Disillusioned, I turn on Horizon, a science documentary
series on the BBC, and suddenly, I’m not just dumb, I’m a Neanderthal, a
primate when compared to a scientist constructing mathematical theories
about gravitons and dark matter, a physicist working on a particle
accelerator, or a neurologist who can induce creativity via radio waves.

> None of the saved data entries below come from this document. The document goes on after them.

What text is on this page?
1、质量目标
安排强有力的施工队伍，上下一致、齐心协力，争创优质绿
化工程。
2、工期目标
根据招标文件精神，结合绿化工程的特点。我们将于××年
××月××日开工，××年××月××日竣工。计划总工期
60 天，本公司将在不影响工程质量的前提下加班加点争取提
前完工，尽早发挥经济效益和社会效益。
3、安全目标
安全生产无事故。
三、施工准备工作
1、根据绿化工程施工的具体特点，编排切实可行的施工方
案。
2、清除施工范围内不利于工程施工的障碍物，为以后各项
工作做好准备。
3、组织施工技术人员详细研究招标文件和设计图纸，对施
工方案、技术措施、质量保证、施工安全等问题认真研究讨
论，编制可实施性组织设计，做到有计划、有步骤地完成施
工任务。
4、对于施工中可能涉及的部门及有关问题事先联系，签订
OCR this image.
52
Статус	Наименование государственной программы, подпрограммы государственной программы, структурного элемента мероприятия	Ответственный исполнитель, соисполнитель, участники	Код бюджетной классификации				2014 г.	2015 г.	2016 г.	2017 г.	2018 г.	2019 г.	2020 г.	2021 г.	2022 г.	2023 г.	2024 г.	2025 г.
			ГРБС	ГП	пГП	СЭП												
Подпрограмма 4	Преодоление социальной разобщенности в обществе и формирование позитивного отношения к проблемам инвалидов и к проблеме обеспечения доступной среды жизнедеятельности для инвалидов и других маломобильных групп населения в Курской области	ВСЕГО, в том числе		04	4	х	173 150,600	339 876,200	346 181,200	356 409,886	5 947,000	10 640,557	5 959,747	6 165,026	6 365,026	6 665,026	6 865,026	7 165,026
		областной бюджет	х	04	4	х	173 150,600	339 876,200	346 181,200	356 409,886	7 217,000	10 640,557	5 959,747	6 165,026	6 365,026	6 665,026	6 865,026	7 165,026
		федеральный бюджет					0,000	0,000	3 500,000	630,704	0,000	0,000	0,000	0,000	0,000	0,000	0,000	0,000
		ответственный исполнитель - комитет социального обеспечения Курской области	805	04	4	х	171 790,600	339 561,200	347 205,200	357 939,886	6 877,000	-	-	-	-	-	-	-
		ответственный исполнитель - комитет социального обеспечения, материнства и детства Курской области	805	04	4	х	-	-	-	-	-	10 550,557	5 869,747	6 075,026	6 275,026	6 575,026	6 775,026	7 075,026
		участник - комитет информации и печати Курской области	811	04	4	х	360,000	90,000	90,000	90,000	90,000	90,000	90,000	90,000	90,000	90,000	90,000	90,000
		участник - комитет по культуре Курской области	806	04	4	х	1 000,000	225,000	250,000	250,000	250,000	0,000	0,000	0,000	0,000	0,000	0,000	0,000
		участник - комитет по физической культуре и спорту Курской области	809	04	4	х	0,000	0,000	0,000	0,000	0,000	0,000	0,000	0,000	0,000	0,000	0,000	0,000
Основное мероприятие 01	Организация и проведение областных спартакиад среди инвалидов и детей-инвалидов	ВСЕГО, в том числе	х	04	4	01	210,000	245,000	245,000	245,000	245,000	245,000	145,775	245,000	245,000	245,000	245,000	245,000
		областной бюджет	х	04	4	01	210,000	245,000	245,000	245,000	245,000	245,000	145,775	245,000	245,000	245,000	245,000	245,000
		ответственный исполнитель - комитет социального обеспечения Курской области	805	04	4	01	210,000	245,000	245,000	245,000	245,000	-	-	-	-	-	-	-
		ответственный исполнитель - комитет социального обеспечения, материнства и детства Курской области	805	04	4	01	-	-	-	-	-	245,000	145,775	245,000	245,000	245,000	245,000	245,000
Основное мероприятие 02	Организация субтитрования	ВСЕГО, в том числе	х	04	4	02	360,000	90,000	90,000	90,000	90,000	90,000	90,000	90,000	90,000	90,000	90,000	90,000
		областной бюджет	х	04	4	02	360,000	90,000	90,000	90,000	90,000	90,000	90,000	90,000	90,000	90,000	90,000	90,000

Their eyes glitter with secret knowledge held only by the supergenius,
the unfathomably colossal intellect. I watch a physicist present mind
blowing ideas about the make-up of the quantum world using fruit — this
pear is a proton, this grape is a top quark, this squash is a graviton —
and I think, ‘I am so dumb, the only way he can make me understand
these concepts is via a fruit analogy.’
This happens to me about once every couple weeks — The Dumb Day, the
day when my self-esteem drops to its lowest, when I realize I can’t
think of anything to say to justify my existence on this planet, and I
must resign myself to a life spent in a career like “cashier” or “data
entry.” At least, I think it’s once every couple weeks. It’s hard to
tell whether it’s a day or my whole life because my memories of the Dumb
Days are so vivid, they overshadow all the days I wasn’t dumb. Oh, the
horror of having a perfect eidetic memory, but only for all the times I
said or did something monumentally stupid.